Indien de pensioengerechtigde leeftijd al is bereikt, dan verandert er niets aan het nabestaandenpensioen in het nieuwe stelsel. Men blijft recht hebben op een deel van het opgebouwde ouderdomspensioen van de overleden partner. Voor werkenden in dienstverband wordt het nabestaandenpensioen direct verzekerd zodra men in dienst treedt.
Er geldt een overgangsfase tot 1 januari 2028 waarin pensioenuitvoerders, vakbonden en werkgevers in overleg gaan om alle regelingen aan te passen aan het nieuwe stelsel. De pensioenfondsen houden zelf een streefdatum van 1 januari 2026 aan om de berekeningen voor miljoenen werknemers uit te voeren.
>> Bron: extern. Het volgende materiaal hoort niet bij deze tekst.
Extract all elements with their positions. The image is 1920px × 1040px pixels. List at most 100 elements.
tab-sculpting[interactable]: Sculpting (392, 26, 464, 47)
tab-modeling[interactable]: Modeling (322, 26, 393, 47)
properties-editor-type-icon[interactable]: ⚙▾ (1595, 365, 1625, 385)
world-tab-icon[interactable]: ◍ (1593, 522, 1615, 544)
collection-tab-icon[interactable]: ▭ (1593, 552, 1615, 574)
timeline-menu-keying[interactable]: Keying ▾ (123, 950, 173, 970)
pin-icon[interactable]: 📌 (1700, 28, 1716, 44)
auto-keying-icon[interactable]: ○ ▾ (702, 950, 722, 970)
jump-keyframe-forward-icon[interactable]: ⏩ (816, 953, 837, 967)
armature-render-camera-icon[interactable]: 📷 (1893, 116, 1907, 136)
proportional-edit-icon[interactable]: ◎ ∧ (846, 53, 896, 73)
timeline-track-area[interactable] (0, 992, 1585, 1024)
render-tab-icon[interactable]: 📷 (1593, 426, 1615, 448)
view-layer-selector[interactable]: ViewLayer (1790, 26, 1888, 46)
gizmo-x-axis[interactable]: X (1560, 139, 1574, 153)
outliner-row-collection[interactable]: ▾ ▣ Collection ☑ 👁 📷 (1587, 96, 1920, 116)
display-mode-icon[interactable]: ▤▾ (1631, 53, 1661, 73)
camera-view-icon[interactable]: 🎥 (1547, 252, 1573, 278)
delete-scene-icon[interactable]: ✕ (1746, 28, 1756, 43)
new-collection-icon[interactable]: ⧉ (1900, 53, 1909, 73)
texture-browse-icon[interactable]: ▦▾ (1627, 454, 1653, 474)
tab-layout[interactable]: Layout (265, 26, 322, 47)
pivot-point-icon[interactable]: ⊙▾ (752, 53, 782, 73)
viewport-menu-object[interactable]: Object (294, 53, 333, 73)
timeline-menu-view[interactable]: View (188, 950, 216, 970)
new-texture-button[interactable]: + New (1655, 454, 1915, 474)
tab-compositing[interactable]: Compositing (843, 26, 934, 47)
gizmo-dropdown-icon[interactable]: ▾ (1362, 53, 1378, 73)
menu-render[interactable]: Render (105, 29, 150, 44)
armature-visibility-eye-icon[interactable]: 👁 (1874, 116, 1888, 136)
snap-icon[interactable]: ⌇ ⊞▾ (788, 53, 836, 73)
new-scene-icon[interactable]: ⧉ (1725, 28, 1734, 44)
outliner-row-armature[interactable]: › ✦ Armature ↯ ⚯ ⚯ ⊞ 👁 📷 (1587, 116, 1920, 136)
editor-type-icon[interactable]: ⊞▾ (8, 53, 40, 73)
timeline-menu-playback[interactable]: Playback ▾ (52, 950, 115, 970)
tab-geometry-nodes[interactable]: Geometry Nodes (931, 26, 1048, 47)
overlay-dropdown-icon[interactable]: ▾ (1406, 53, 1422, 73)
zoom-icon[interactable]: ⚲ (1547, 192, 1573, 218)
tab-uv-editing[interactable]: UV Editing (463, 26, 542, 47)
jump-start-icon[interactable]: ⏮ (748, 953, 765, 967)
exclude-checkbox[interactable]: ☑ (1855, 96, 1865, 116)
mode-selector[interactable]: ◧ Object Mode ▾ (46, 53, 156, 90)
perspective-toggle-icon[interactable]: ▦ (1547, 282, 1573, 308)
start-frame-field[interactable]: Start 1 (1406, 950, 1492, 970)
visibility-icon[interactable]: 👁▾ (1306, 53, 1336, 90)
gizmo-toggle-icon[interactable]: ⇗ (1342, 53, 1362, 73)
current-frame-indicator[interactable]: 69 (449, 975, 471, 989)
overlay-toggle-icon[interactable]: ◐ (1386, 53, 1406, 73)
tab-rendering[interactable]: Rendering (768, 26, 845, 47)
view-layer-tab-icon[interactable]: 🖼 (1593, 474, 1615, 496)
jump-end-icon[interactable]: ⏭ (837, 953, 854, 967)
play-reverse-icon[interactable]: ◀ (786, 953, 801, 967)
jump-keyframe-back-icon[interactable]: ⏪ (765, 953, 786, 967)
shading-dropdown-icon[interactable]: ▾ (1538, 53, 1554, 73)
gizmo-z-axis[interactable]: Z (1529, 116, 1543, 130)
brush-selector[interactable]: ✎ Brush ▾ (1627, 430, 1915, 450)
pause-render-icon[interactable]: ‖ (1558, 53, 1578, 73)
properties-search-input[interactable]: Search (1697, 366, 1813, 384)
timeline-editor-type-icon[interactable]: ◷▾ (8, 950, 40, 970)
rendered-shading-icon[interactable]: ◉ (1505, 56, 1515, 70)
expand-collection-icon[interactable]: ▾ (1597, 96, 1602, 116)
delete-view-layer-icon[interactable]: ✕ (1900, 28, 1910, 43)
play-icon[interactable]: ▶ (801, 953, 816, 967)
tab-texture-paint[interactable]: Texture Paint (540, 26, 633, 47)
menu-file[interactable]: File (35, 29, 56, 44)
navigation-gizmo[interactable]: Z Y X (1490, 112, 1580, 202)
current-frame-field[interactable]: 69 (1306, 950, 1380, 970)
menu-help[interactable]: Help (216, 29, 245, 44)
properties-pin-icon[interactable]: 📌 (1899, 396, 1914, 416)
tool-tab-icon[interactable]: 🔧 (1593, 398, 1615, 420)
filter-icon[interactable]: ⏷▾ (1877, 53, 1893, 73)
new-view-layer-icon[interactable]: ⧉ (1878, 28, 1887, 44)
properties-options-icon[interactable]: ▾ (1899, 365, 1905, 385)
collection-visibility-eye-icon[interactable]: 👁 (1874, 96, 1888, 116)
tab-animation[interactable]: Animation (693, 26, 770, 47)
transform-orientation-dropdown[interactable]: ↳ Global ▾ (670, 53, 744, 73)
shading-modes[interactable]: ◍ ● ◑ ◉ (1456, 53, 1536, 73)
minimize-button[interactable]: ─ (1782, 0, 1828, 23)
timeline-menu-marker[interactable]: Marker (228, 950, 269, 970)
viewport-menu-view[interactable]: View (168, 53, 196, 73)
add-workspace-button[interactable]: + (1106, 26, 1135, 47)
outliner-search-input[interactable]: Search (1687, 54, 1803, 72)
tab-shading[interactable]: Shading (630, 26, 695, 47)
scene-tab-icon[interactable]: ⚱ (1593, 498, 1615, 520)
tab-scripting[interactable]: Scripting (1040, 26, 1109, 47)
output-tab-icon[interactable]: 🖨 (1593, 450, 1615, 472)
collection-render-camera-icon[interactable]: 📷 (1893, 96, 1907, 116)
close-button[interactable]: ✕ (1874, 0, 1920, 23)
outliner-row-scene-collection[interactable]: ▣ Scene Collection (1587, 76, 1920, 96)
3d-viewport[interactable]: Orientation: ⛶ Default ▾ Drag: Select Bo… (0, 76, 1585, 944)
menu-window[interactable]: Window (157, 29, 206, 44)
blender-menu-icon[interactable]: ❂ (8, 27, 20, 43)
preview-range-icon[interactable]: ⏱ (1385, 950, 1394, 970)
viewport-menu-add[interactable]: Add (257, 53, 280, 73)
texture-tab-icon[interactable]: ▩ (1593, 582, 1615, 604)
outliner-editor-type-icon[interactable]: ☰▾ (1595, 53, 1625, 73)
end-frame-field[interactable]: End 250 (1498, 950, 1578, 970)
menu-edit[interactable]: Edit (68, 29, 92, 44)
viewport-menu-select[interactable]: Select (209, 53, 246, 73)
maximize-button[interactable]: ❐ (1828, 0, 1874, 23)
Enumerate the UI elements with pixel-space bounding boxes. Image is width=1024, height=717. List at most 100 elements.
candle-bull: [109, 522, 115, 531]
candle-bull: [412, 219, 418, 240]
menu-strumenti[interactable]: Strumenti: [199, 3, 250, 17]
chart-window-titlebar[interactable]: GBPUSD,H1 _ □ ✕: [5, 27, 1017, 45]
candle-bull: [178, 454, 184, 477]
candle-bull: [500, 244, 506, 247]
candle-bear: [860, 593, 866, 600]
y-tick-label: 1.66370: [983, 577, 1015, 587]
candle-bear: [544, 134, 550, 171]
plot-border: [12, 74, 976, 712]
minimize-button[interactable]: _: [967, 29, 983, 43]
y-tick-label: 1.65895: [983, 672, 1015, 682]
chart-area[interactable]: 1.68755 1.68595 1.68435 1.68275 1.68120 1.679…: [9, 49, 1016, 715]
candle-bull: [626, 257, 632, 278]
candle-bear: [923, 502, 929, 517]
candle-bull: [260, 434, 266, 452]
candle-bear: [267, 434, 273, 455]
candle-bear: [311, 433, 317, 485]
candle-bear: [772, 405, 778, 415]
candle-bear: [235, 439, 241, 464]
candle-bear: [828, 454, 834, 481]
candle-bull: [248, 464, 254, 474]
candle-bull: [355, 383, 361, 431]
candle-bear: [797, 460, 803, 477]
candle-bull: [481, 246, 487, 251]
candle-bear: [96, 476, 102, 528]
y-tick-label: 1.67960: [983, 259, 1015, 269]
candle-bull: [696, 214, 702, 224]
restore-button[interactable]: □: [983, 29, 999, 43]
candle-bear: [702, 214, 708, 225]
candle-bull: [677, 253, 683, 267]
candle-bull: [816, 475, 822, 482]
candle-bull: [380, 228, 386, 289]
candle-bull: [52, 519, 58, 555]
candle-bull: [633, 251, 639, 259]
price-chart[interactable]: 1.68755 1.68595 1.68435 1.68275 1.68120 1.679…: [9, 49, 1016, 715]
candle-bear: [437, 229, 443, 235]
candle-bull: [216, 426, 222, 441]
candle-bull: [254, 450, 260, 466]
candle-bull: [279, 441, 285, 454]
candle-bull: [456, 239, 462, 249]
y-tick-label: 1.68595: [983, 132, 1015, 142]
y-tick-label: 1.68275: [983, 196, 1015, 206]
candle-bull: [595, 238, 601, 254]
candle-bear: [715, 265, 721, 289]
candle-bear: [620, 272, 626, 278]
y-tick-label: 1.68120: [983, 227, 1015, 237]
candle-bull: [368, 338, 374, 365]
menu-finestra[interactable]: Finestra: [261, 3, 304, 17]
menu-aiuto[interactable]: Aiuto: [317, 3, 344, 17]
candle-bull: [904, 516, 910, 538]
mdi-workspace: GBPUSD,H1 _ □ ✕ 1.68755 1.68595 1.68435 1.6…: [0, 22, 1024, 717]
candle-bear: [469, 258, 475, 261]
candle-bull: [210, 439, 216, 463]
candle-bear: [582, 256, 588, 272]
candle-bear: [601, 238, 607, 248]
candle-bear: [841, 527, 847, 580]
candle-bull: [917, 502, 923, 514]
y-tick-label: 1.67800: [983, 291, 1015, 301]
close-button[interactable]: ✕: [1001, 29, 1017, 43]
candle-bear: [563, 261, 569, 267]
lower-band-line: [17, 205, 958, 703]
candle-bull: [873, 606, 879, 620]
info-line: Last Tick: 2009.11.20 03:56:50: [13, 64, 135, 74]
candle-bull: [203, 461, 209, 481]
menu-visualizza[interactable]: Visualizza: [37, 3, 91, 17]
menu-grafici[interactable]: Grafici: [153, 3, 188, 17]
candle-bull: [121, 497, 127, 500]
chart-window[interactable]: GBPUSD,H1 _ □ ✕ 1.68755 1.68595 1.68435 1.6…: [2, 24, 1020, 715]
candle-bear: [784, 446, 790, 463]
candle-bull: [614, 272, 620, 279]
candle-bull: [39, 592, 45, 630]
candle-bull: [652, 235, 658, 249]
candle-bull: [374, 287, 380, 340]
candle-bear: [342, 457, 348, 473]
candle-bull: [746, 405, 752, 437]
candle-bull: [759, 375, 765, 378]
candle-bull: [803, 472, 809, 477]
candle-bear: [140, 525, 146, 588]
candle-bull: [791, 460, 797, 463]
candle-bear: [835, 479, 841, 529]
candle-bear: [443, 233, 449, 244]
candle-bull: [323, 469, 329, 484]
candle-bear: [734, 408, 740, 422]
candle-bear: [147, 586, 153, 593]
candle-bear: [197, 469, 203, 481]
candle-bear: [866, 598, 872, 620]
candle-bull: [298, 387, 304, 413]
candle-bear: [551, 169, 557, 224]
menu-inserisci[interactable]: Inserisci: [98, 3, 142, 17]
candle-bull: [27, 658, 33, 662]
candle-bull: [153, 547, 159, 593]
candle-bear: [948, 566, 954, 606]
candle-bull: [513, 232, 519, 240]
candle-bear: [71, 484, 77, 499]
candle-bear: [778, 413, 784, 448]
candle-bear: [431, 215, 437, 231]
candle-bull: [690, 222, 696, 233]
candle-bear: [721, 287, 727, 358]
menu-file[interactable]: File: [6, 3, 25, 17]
Tijdens deze transitie moeten pensioenfondsen rekening houden met de belangen van verschillende groepen deelnemers. Sociale partners zullen afspraken maken over de compensatie van benadeelde groepen. Er is geen keuzemogelijkheid om in het oude pensioenstelsel te blijven omdat pensioenen gezamenlijk worden opgebouwd en het hanteren van twee stelsels naast elkaar ingewikkeld en kostbaar zou zijn. Wat blijft, is het Nederlands pensioenstelsel als een kapitaalgedekt stelsel waarbij er gespaard wordt voor het toekomstige pensioen.